10Cette fois les traductions concernent à la fois des livres russes mais également tchécoslovaques ou polonais et même français ou états-uniens, parfois depuis la langue source, parfois depuis une première traduction en langue russe. La variété des auteurs occidentaux qui accèdent à la publication en lituanien ressemble à une pléiade de la littérature jeunesse internationale.

Des situations bien différentes

11Mais l’Inde et la Lituanie soviétique étant dans des situations vis-à-vis de Moscou absolument différentes, les deux études contenues dans Another History of the Children’s Picture Book ne pouvaient aborder les mêmes problématiques.
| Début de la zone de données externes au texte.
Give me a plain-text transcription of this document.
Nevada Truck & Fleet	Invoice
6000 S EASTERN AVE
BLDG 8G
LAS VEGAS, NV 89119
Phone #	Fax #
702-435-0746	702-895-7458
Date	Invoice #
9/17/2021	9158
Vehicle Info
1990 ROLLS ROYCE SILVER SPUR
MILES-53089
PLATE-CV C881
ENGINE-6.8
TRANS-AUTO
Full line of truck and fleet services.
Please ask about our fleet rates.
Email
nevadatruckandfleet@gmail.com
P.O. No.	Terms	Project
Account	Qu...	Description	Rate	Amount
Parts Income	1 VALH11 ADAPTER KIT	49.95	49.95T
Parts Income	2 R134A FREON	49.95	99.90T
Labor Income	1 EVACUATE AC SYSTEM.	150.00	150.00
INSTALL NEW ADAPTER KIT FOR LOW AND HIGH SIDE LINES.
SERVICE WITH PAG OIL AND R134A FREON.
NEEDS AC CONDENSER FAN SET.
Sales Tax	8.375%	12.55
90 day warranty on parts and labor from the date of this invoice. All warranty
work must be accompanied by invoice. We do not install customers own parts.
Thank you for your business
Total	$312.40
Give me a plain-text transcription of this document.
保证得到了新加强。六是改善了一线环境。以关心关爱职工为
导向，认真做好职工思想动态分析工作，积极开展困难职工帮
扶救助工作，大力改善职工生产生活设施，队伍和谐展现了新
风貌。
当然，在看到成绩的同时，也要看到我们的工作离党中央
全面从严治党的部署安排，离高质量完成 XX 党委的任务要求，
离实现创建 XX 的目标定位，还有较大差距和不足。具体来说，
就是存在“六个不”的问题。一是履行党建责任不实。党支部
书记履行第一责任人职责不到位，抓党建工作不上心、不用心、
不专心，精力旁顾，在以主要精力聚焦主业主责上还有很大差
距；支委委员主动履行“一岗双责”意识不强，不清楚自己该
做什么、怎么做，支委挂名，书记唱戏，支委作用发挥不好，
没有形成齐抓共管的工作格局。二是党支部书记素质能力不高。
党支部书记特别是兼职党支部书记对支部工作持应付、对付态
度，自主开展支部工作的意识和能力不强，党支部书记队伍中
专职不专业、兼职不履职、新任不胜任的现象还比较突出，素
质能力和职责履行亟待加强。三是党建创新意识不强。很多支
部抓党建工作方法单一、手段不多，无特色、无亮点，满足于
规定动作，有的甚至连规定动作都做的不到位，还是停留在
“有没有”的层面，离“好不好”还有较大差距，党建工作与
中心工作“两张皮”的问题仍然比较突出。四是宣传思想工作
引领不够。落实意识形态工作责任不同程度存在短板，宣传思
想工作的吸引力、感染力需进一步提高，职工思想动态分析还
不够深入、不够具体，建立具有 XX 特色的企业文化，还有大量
12Les Indiens marqués à gauche s’intéressaient aux productions culturelles d’un pays qui faisait face, à partir des années 1950, à des problèmes qu’ils rencontraient eux aussi : la manière dont l’URSS était capable d’organiser un État à une échelle continentale avec le risque d’éclatement que cela comporte ou, dans le même ordre d’idées, l’unification de populations variées dans leurs cultures (langues, religions) sous un idéal égalitaire. Ils appelaient de leurs vœux ce qui leur apparaissait comme une forme de modèle supérieur débarrassé du danger de fracturation qui menaçait leur jeune nation.

13Les Lituaniens étaient eux dans une position bien différente. Ils étaient parvenus à se libérer de l’Empire russe en 1918 mais le territoire avait été de nouveau occupé, par l’URSS cette fois, à la faveur de la Seconde Guerre mondiale. Les autrices détaillent comment les relations des artistes avec l’idéologie imposée par le gouvernement central furent contrastées. Certains adhéraient totalement tantôt par conviction politique, tantôt pour des raisons économiques ou de visibilité de leur travail — les illustrations de textes idéologiques, nous apprennent les autrices, étaient bien mieux payées et bien mieux distribuées que celles d’histoires plus « neutres ». D’autres illustrateurs, eux, ont fui le pays ou ont choisi de contourner les interdits et les mots d’ordre. Fables ou contes de fées étaient apparemment plus difficiles à décoder par la censure et donc plus susceptibles d’offrir un terreau fertile aux artistes peu sensibles aux qualités de la propagande littéraire. À ce sujet, les censeurs locaux se perdent et se contredisent dans les valeurs à proscrire, critiquant en 1959 l’éditeur lituanien des Aventures de Nils Holgersson pour propagande religieuse tandis que l’Union Soviétique fêtait leur autrice, Selma Lagerlöf, à l’aide d’un timbre à elle dédié.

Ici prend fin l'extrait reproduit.